La plupart des études sur les politiques publiques et les prisons en Afrique mettent en avant les insuffisances, les dérives et le manque de ressources. Cette communication propose une perspective différente, examinant comment les écarts entre les textes législatifs et les pratiques peuvent être utilisés par les acteurs nationaux pour créer des actions publiques. L'exemple utilisé est celui de la politique de travail d'intérêt général (TIG) en Ouganda, qui devait réduire la surpopulation carcérale mais qui n'a pas réussi à atteindre cet objectif. Malgré l'implication des acteurs locaux dans la conception des TIG, la mise en œuvre pratique présente des défis importants, avec peu de ressources et un nombre limité de conseillers TIG. Cela suggère que la disparité entre les lois et leur application peut offrir des opportunités pour repenser la mise en œuvre des politiques publiques dans un contexte de pénurie de ressources.

Un retour réflexif sur un terrain d’enquête sur les mineurs incarcérés à la Maison d’Arrêt et de Correction de Ouagadougou (Burkina Faso).

Hama Thieni

Au Burkina Faso, les maisons d’arrêt et de correction abritent des quartiers pour mineurs destinés à ceux soupçonnés ou ayant commis des infractions pénales. En 2020, 328 mineurs ont été accueillis dans les 27 établissements pénitentiaires du pays, avec des conditions de détention souvent précaires et un principe de moindre éligibilité dominant sur la normalisation.
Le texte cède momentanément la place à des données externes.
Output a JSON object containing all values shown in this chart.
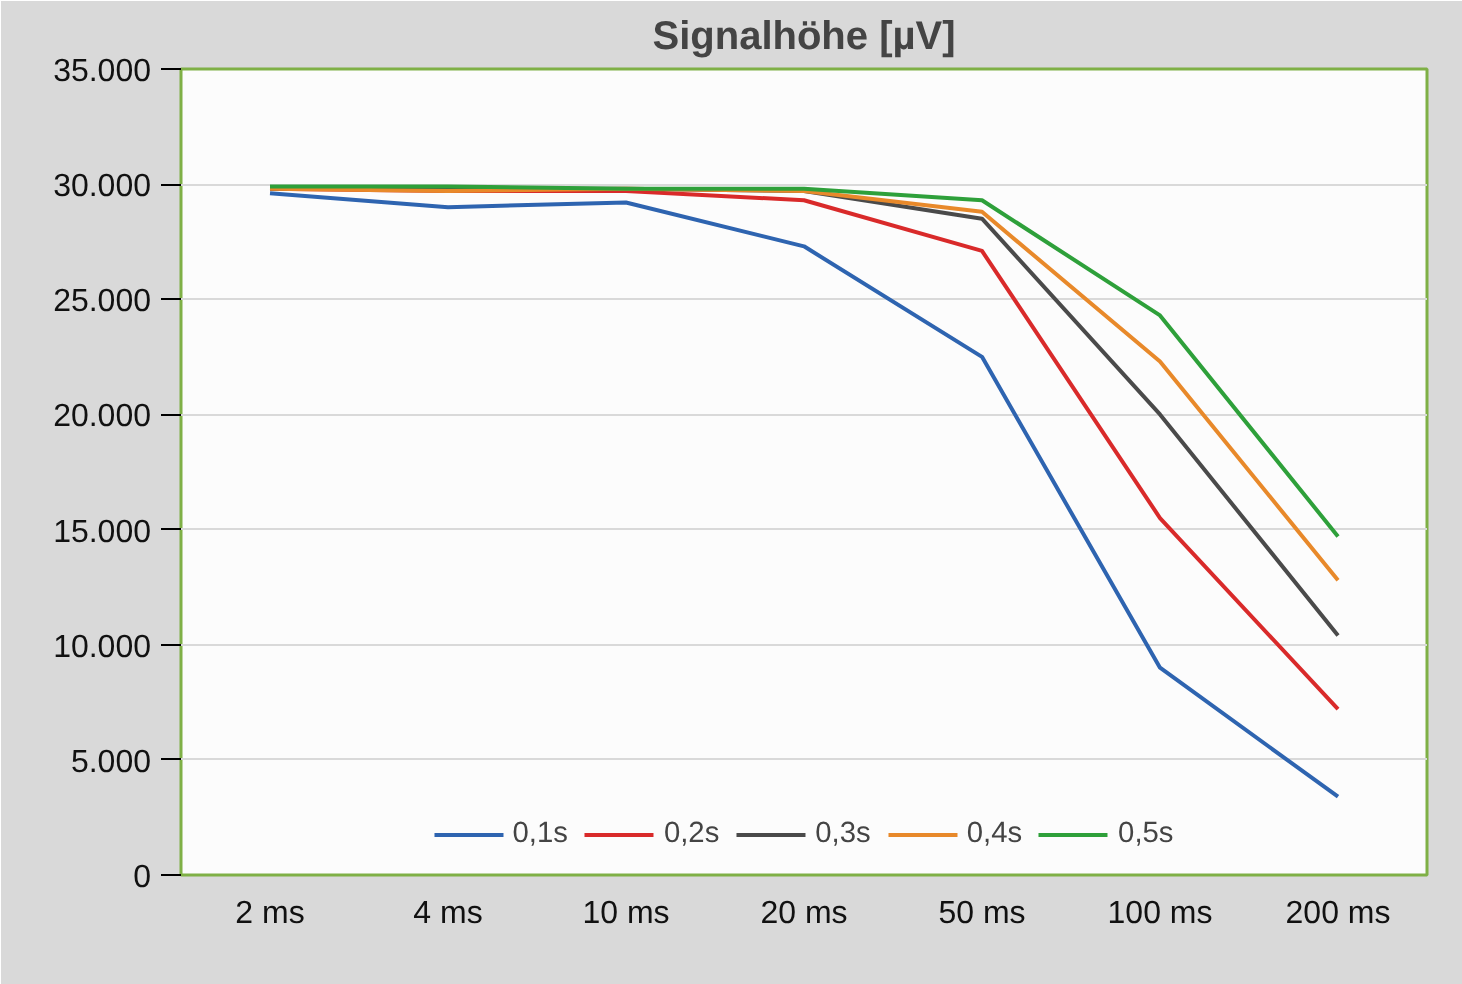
{
  "chart_data": {
    "type": "line",
    "title": "Signalhöhe [µV]",
    "categories": [
      "2 ms",
      "4 ms",
      "10 ms",
      "20 ms",
      "50 ms",
      "100 ms",
      "200 ms"
    ],
    "series": [
      {
        "name": "0,1s",
        "color": "#2e64b0",
        "values": [
          29600,
          29000,
          29200,
          27300,
          22500,
          9000,
          3400
        ]
      },
      {
        "name": "0,2s",
        "color": "#d92a2a",
        "values": [
          29800,
          29700,
          29700,
          29300,
          27100,
          15500,
          7200
        ]
      },
      {
        "name": "0,3s",
        "color": "#4a4a4a",
        "values": [
          29800,
          29800,
          29800,
          29700,
          28500,
          20000,
          10400
        ]
      },
      {
        "name": "0,4s",
        "color": "#e8892a",
        "values": [
          29800,
          29700,
          29800,
          29700,
          28800,
          22300,
          12800
        ]
      },
      {
        "name": "0,5s",
        "color": "#2ea03a",
        "values": [
          29900,
          29900,
          29800,
          29800,
          29300,
          24300,
          14700
        ]
      }
    ],
    "ylim": [
      0,
      35000
    ],
    "yticks": [
      0,
      {
        "value": 5000,
        "label": "5.000"
      },
      {
        "value": 10000,
        "label": "10.000"
      },
      {
        "value": 15000,
        "label": "15.000"
      },
      {
        "value": 20000,
        "label": "20.000"
      },
      {
        "value": 25000,
        "label": "25.000"
      },
      {
        "value": 30000,
        "label": "30.000"
      },
      {
        "value": 35000,
        "label": "35.000"
      }
    ],
    "grid": "y",
    "legend": "bottom",
    "marker": "none",
    "line_style": "solid"
  }
}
Le flux de mineurs dans la Maison d’Arrêt et de Correction de Ouagadougou (MACO) a varié, avec 99 en 2016 et 51 en 2020. Les chercheurs rencontrent des défis pour accéder à ces établissements, comme l'obtention d'autorisations et l'établissement de liens de confiance avec les détenus. Les mineurs développent des sous-cultures carcérales avec des codes et des expressions spécifiques. Bien que la recherche réflexive soit utile pour comprendre ces dynamiques, elle fait face à des résistances par rapport à l'approche positiviste.